February 6, 2010
Renderers, Resource Manager done. Entity Manager growing. Coding the cameras.

In my engine’s design, an entity by default, when inserted to the scene will be processed normally but nothing will come out on the screen. The renderers (called drawers in my engine) are individual modules that can be attached on any entity and are responsible for visually expressing the entity’s data. How that data will be represented on the screen is up to its drawer. For example a customized “Hero Drawer”, when attached to the Hero entity, could alter the rendering procedures to any extent (from changing colour to complete geometry deforming) depending on any of the Hero’s variables, like his hit-points. Then you can take that drawer and attach it to any other entity and you’ll have the same output on the screen.

The completion of the implementation of the above design in my engine today was one of my biggest achievements in programming. Not only because I’ve spent the whole night yesterday thinking and drawing down the design and then successfully implementing it today but also because of the cleanness and safeness of my code so far.

The other thing I’ve done was the resource manager. It can be called from anywhere, load any kind of resources and deallocate them when they are not needed anymore.

For all of the above, Boost library’s smart pointers came extremely handy. When I was stuck with the technical aspect of my drawers design, they came in and saved my life. Memory leaks can be extremely annoying at times and every time I’m running my program I carefully check at the end if there was any memory that wasn’t deallocated normally. Smart pointers are WIN.

I’ve also created part of the camera manager and the camera classes. It was much easier than I thought to use the DXUT camera classes. In fact the implementation in the DXUT camera is almost similar to the one I was using in the previous versions of my engine so everything is quite easy and makes perfect sense. After all there are not many ways to code a camera.

I keep growing up the entity manager (scenegraph) and in the next few days I’ll probably start working on its fourth layer, which is the physics. This will probably take a few days at least since there is the collision detection and response involved, one of the hardest topics in games programming.

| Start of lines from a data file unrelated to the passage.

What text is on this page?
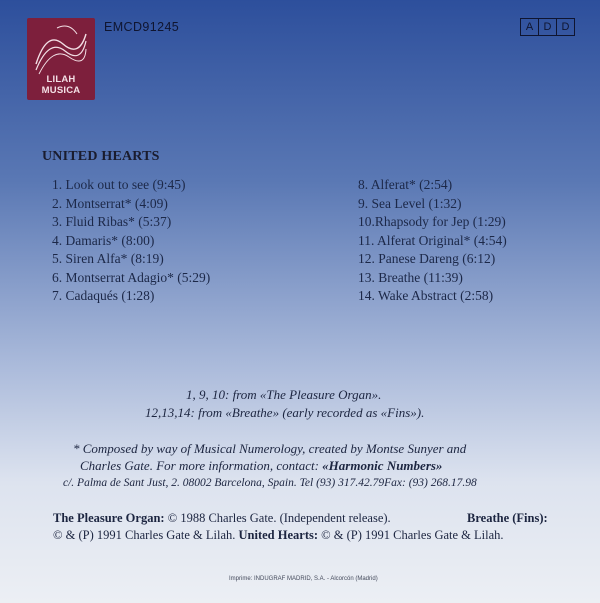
LILAH MUSICA
EMCD91245	A D D
UNITED HEARTS
1. Look out to see (9:45)
2. Montserrat* (4:09)
3. Fluid Ribas* (5:37)
4. Damaris* (8:00)
5. Siren Alfa* (8:19)
6. Montserrat Adagio* (5:29)
7. Cadaqués (1:28)
8. Alferat* (2:54)
9. Sea Level (1:32)
10.Rhapsody for Jep (1:29)
11. Alferat Original* (4:54)
12. Panese Dareng (6:12)
13. Breathe (11:39)
14. Wake Abstract (2:58)
1, 9, 10: from «The Pleasure Organ».
12,13,14: from «Breathe» (early recorded as «Fins»).
* Composed by way of Musical Numerology, created by Montse Sunyer and
Charles Gate. For more information, contact: «Harmonic Numbers»
c/. Palma de Sant Just, 2. 08002 Barcelona, Spain. Tel (93) 317.42.79Fax: (93) 268.17.98
The Pleasure Organ: © 1988 Charles Gate. (Independent release).	Breathe (Fins):
© & (P) 1991 Charles Gate & Lilah. United Hearts: © & (P) 1991 Charles Gate & Lilah.
Imprime: INDUGRAF MADRID, S.A. - Alcorcón (Madrid)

Then of course it’s the fifth layer which is the entity control and AI. This step will get really hard later when pathfinding and decision algorithms come into play. Blizzard has been fine-tuning this very layer for Starcraft2 and Diablo3 for many years already. It’s actually what it takes the most time for creating games today as all game’s mechanics are represented within this layer. I hope mine will take no more than one month because I’ve got a LOT of networking code to write too!